Prima o poi di questo argomento toccava parlarne.
I diritti dei gay avanzano in Europa. Lenti in alcuni posti, come in Italia; molto rapidi in posti meno vaticanizzati, come la Francia. Ma avanzano. Le statistiche indicano una crescita rapidissima della tolleranza nei confronti dell’omosessualita’ ed un rapidissimo cambiamento di attitudini nei confronti del matrimonio omosessuale.
Ci dobbiamo aspettare quello che stiamo vedendo: la reazione.
Non è particolarmente forte, perché priva del necessario supporto nella popolazione; ma nel nostro paese è molto ben organizzata in quanto sostenuta da lobby, come quelle cattoliche, che se in Europa non contano sostanzialmente un cazzo, in Italia occupano ancora spesso i posti più alti e importanti nei sistemi di potere politico, economico e perfino, duole dirlo per me che sono un intellettuale per vocazione, culturale (CL: basta la parola. E personalmente do anche alla lobby cattolica la colpa di un declino culturale dell’Italia sul piano internazionale che si “palpa” non appena se ne mette il naso fuori).
Un ruolo chiave nella lotta contro la parificazione dei diritti per il popolo LGBT lo hanno, e lo avranno sempre, le famigerate terapie riparative dell’omosessualità.
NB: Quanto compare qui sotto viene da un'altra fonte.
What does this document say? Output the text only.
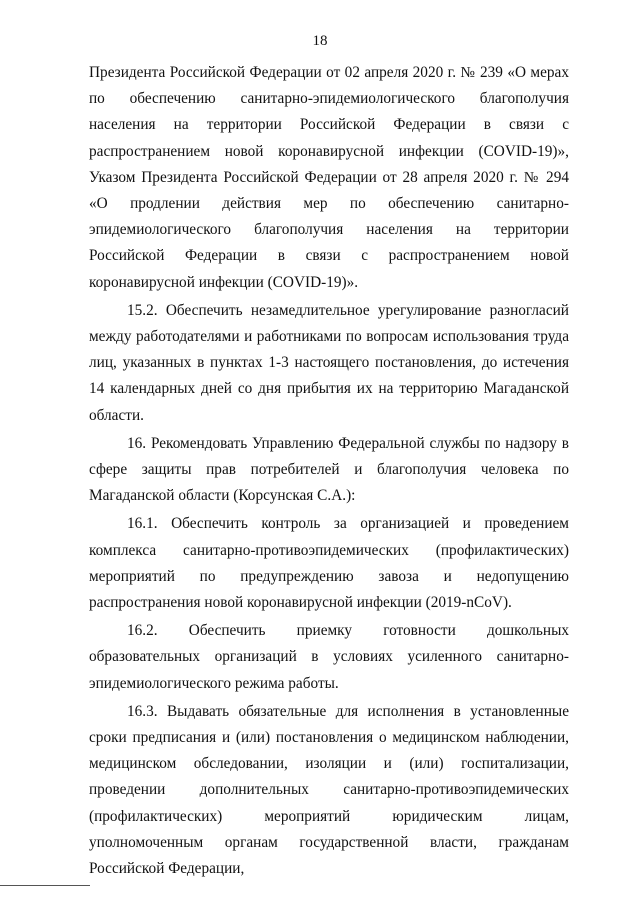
18

Президента Российской Федерации от 02 апреля 2020 г. № 239 «О мерах по обеспечению санитарно-эпидемиологического благополучия населения на территории Российской Федерации в связи с распространением новой коронавирусной инфекции (COVID-19)», Указом Президента Российской Федерации от 28 апреля 2020 г. № 294 «О продлении действия мер по обеспечению санитарно-эпидемиологического благополучия населения на территории Российской Федерации в связи с распространением новой коронавирусной инфекции (COVID-19)».

15.2. Обеспечить незамедлительное урегулирование разногласий между работодателями и работниками по вопросам использования труда лиц, указанных в пунктах 1-3 настоящего постановления, до истечения 14 календарных дней со дня прибытия их на территорию Магаданской области.

16. Рекомендовать Управлению Федеральной службы по надзору в сфере защиты прав потребителей и благополучия человека по Магаданской области (Корсунская С.А.):

16.1. Обеспечить контроль за организацией и проведением комплекса санитарно-противоэпидемических (профилактических) мероприятий по предупреждению завоза и недопущению распространения новой коронавирусной инфекции (2019-nCoV).

16.2. Обеспечить приемку готовности дошкольных образовательных организаций в условиях усиленного санитарно-эпидемиологического режима работы.

16.3. Выдавать обязательные для исполнения в установленные сроки предписания и (или) постановления о медицинском наблюдении, медицинском обследовании, изоляции и (или) госпитализации, проведении дополнительных санитарно-противоэпидемических (профилактических) мероприятий юридическим лицам, уполномоченным органам государственной власти, гражданам Российской Федерации,
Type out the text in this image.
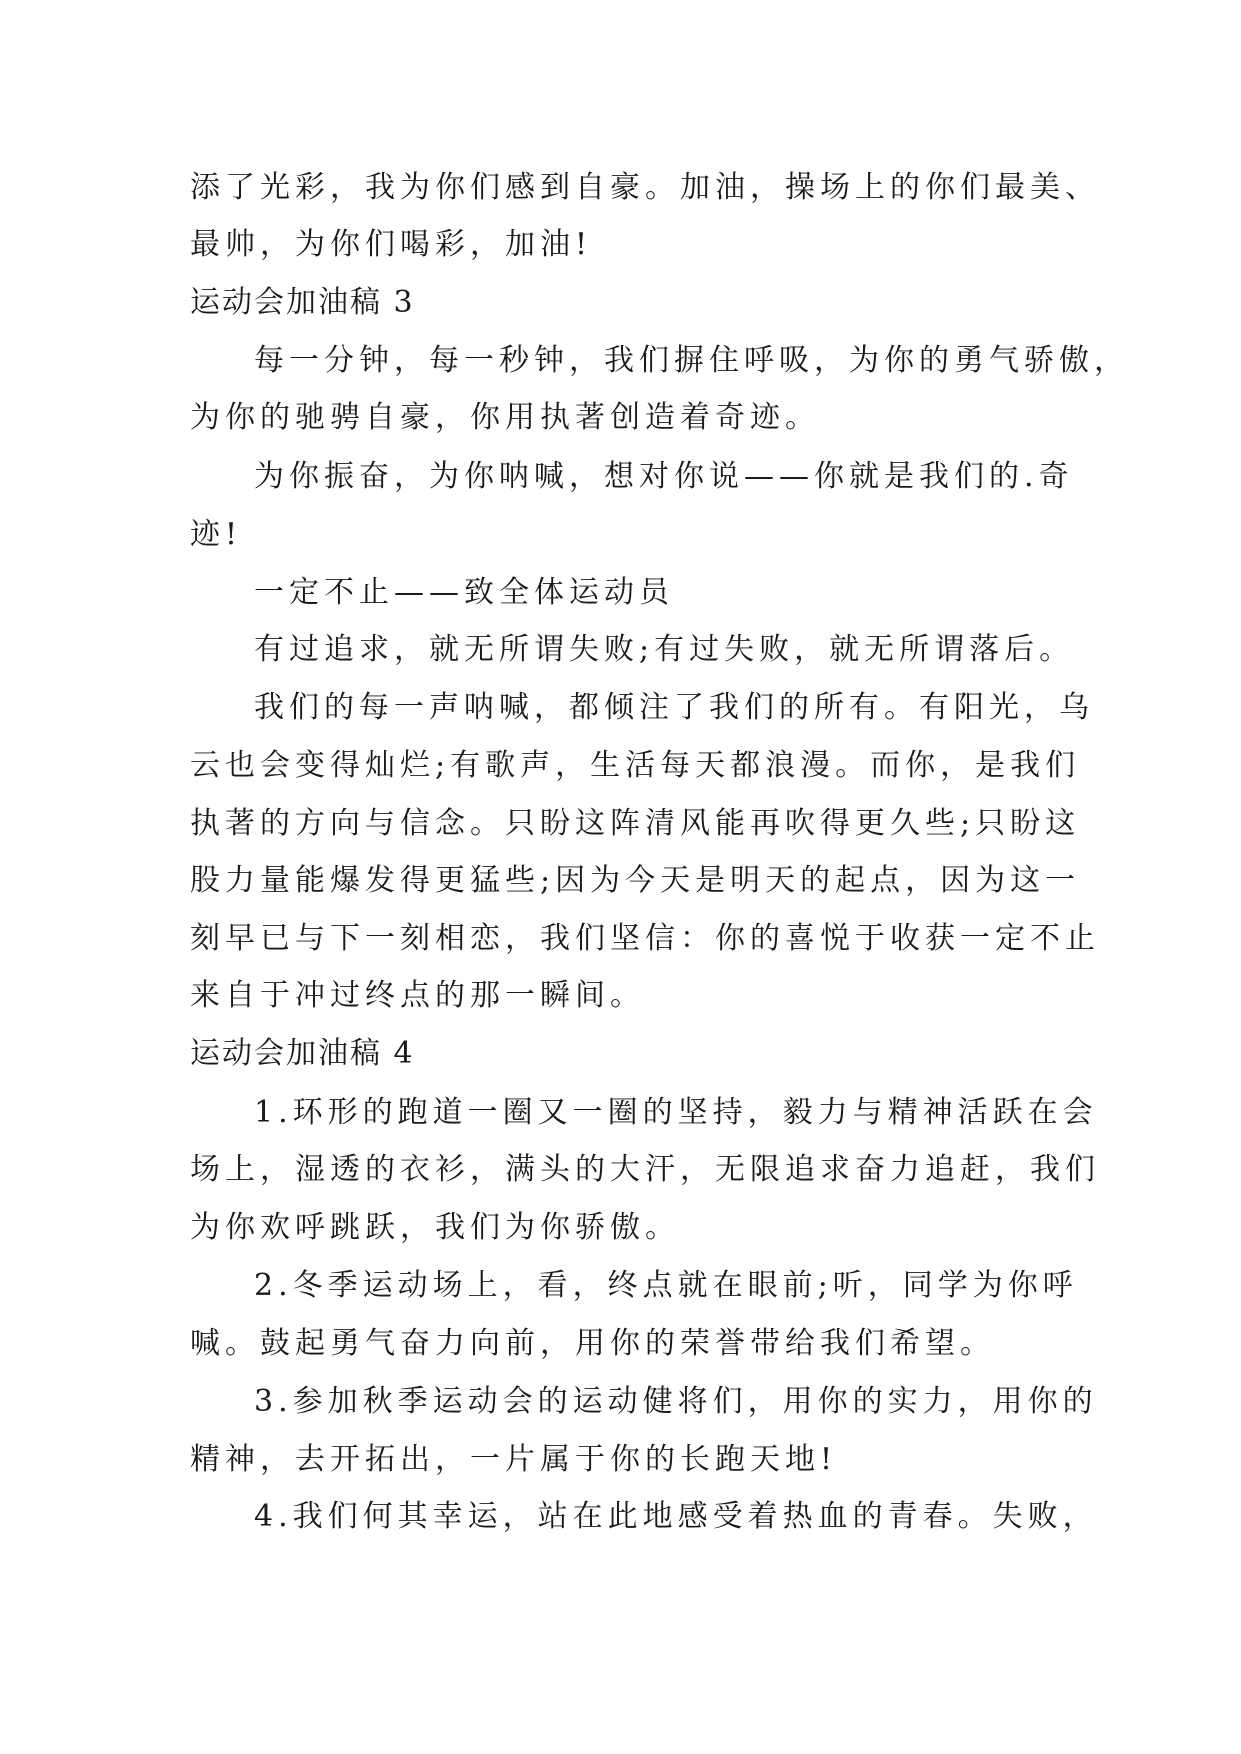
添了光彩，我为你们感到自豪。加油，操场上的你们最美、
最帅，为你们喝彩，加油!
运动会加油稿 3
每一分钟，每一秒钟，我们摒住呼吸，为你的勇气骄傲，
为你的驰骋自豪，你用执著创造着奇迹。
为你振奋，为你呐喊，想对你说——你就是我们的.奇
迹!
一定不止——致全体运动员
有过追求，就无所谓失败;有过失败，就无所谓落后。
我们的每一声呐喊，都倾注了我们的所有。有阳光，乌
云也会变得灿烂;有歌声，生活每天都浪漫。而你，是我们
执著的方向与信念。只盼这阵清风能再吹得更久些;只盼这
股力量能爆发得更猛些;因为今天是明天的起点，因为这一
刻早已与下一刻相恋，我们坚信：你的喜悦于收获一定不止
来自于冲过终点的那一瞬间。
运动会加油稿 4
1.环形的跑道一圈又一圈的坚持，毅力与精神活跃在会
场上，湿透的衣衫，满头的大汗，无限追求奋力追赶，我们
为你欢呼跳跃，我们为你骄傲。
2.冬季运动场上，看，终点就在眼前;听，同学为你呼
喊。鼓起勇气奋力向前，用你的荣誉带给我们希望。
3.参加秋季运动会的运动健将们，用你的实力，用你的
精神，去开拓出，一片属于你的长跑天地!
4.我们何其幸运，站在此地感受着热血的青春。失败，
Per i profani, si tratta di quelle pratiche pseudo-psicologiche e pseudo-scientifiche che sarebbero mirate a produrre un cambiamento (rigorosamente unidirezionale, da gay ad etero) nel’orientamento sessuale dell’individuo.
I sostenitori di queste pratiche sono quasi esclusivamente psicanalisti ed appartenenti a gruppi religiosi. Perché psicanalisti? Perché la mitologia freudiana dell’omosessualità offre una narrazione che lascia spazio ad una sua patologizzazione. Perché religiosi? Perche’ la religione offre una narrazione che lascia spazio ad una colpevolizzazione dell’omosessualità. Ed è importante capire in quale strano intreccio possano coesistere la patologizzazione, che deresponsabilizza il malato, e la colpevolizzazione, che per converso lo responsabilizza.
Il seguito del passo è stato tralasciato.